A reason for $ 64\int_0^1 \left(\frac \pi 4+\arctan t\right)^2\cdot \log t\cdot\frac 1{1-t^2}\; dt =-\pi^4$ ...
A Mind-blowing Solution by Cornel Ioan Valean
It is this way! Again, it is one of those integrals where it is incredibly difficult to imagine that a simple solution is possible.
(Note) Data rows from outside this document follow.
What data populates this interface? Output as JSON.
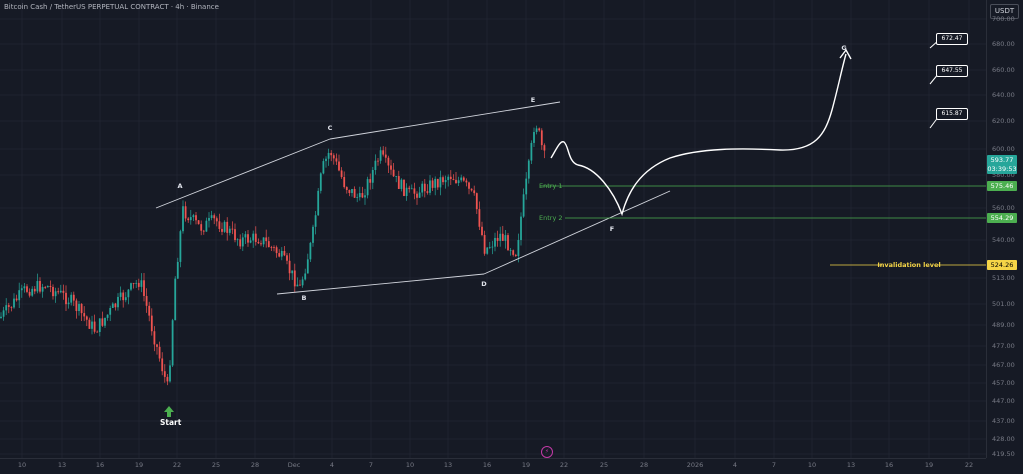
{
  "header": {
    "title": "Bitcoin Cash / TetherUS PERPETUAL CONTRACT · 4h · Binance",
    "currency": "USDT"
  },
  "price_axis": {
    "ticks": [
      "700.00",
      "680.00",
      "660.00",
      "640.00",
      "620.00",
      "600.00",
      "580.00",
      "560.00",
      "540.00",
      "524.26",
      "513.00",
      "501.00",
      "489.00",
      "477.00",
      "467.00",
      "457.00",
      "447.00",
      "437.00",
      "428.00",
      "419.50"
    ]
  },
  "time_axis": {
    "ticks": [
      "10",
      "13",
      "16",
      "19",
      "22",
      "25",
      "28",
      "Dec",
      "4",
      "7",
      "10",
      "13",
      "16",
      "19",
      "22",
      "25",
      "28",
      "2026",
      "4",
      "7",
      "10",
      "13",
      "16",
      "19",
      "22"
    ]
  },
  "price_tags": {
    "current": "593.77",
    "countdown": "03:39:53",
    "entry1": "575.46",
    "entry2": "554.29",
    "invalidation": "524.26"
  },
  "annotations": {
    "waves": [
      "A",
      "B",
      "C",
      "D",
      "E",
      "F",
      "G"
    ],
    "entry1": "Entry 1",
    "entry2": "Entry 2",
    "invalidation": "Invalidation level",
    "start": "Start",
    "targets": [
      "672.47",
      "647.55",
      "615.87"
    ]
  },
  "colors": {
    "up": "#26a69a",
    "down": "#ef5350",
    "entry": "#4caf50",
    "invalidation": "#f5d547",
    "background": "#161a25"
  },
  "chart_data": {
    "type": "candlestick",
    "symbol": "BCHUSDT.P",
    "interval": "4h",
    "ylim": [
      419.5,
      710
    ],
    "levels": [
      {
        "name": "Entry 1",
        "value": 575.46
      },
      {
        "name": "Entry 2",
        "value": 554.29
      },
      {
        "name": "Invalidation level",
        "value": 524.26
      }
    ],
    "current_price": 593.77,
    "targets": [
      672.47,
      647.55,
      615.87
    ],
    "waves": [
      {
        "label": "A",
        "price": 566
      },
      {
        "label": "B",
        "price": 512
      },
      {
        "label": "C",
        "price": 607
      },
      {
        "label": "D",
        "price": 522
      },
      {
        "label": "E",
        "price": 628
      },
      {
        "label": "F",
        "price": 556
      },
      {
        "label": "G",
        "price": 680
      }
    ]
  }
}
And yet, it is possible such a simple solution!
First, let the variable change $\displaystyle t\mapsto \frac{1-t}{1+t}$ in the main integral that becomes $$\int_0^1 \left(\frac{\pi}{4}+\arctan(t)\right)^2\frac{\log(t)}{1-t^2}\textrm{d}t=\underbrace{-\int_0^1 \frac{\displaystyle\left(\pi/2-\arctan(t)\right)^2 \operatorname{arctanh}(t)}{t}\textrm{d}t}_{\displaystyle I}.$$
Now, the magical step is to consider the following result $\displaystyle\frac{(\pi/2-\arctan(t))^2}{t}=2\int_0^1 \frac{x\operatorname{arctanh}(x)}{t(t^2+x^2)}\textrm{d}x$ exploited in Cornel's answer here, and then we have that $$\small I=-2\int_0^1 \left(\int_0^1\frac{x\operatorname{arctanh}(x)\operatorname{arctanh}(t)}{t(t^2+x^2)}\textrm{d}x\right)\textrm{d}t=-2\int_0^1 \left(\int_0^1\frac{x\operatorname{arctanh}(x)\operatorname{arctanh}(t)}{t(t^2+x^2)}\textrm{d}t\right)\textrm{d}x$$ $$=-2\left(\underbrace{\int_0^1\frac{\operatorname{arctanh}(t)}{t}\textrm{d}t}_{\displaystyle \pi^2/8}\right)^2+\underbrace{2\int_0^1 \left(\int_0^1\frac{t\operatorname{arctanh}(t)\operatorname{arctanh}(x)}{x(x^2+t^2)}\textrm{d}t\right)\textrm{d}x}_{\displaystyle -I},$$
whence, by symmetry reasons, we obtain the desired result $$\color{blue}{I=\int_0^1 \left(\frac{\pi}{4}+\arctan (t)\right)^2\frac{\log(t)}{1-t^2}\textrm{d}t=-\frac{\pi^4}{64}.}$$
End of story
Many such powerful auxiliary tools will be presented in the sequel of (Almost) Impossible Integrals, Sums, and Series.
A simple generalization of the main double integral
Based on the symmetry ideas above, there is room for generalizations of the type $$\color{red}{\int_a^b \left(\int_a^b\frac{x f(x)f(y)}{y(y^2+x^2)}\textrm{d}x\right)\textrm{d}y=\frac{1}{2}\left(\int_a^b\frac{f(x)}{x}\textrm{d}x\right)^2},$$ which may be a very strong result for deriving more difficult integrals.
A STUNNING GENERALIZATION (with the $n$th power of the inverse hyperbolic tangent) $$\color{purple}{\int_0^1 \frac{\operatorname{arctanh}^n(x)}{x}\Re\biggr\{\operatorname{Li}_{n+1}\left(\frac{1-x^2}{1+x^2}+i\frac{2 x}{1+x^2}\right)\biggr \}\textrm{d}x}$$ $$\color{purple}{=2^{-3 n-1} \left(2^{n+1}-1\right)n!\zeta^2(n+1)},$$ where it is used $\color{red}{\text{the generalization in red}}$ and the generalization at the point $i)$ in Cornel's post here - more similar results may be obtained with other of those generalizations, and some of them will appear in the sequel of (Almost) Impossible Integrals, Sums, and Series.
This not an answer
Considering that $$\big[\tan ^{-1}(t)\big]^2=\sum_{n=1}^\infty (-1)^{n+1}\,a_n\,t^{2n}$$ where $$a_n=\frac 1n\sum_{k=1}^n\frac 1 {2k-1}=\frac{H_{n-\frac{1}{2}}+2 \log (2)}{2 n}$$and using the fact that $$\int_0^1\frac {t^{2n}}{1-t^2}\log(t)=-\frac{1}{4} \zeta \left(2,\frac{2n+1}{2}\right)$$ $$K=2\int_0^1\big[\tan ^{-1}(t)\big]^2\,\frac{\log (t)}{1-t^2}\,dt$$ $$K=\frac 14 \sum_{n=1}^\infty (-1)^n \frac{\zeta \left(2,n+\frac{1}{2}\right) \left(H_{n-\frac{1}{2}}+2 \log (2)\right)}{n}$$ which converges extremely slowly.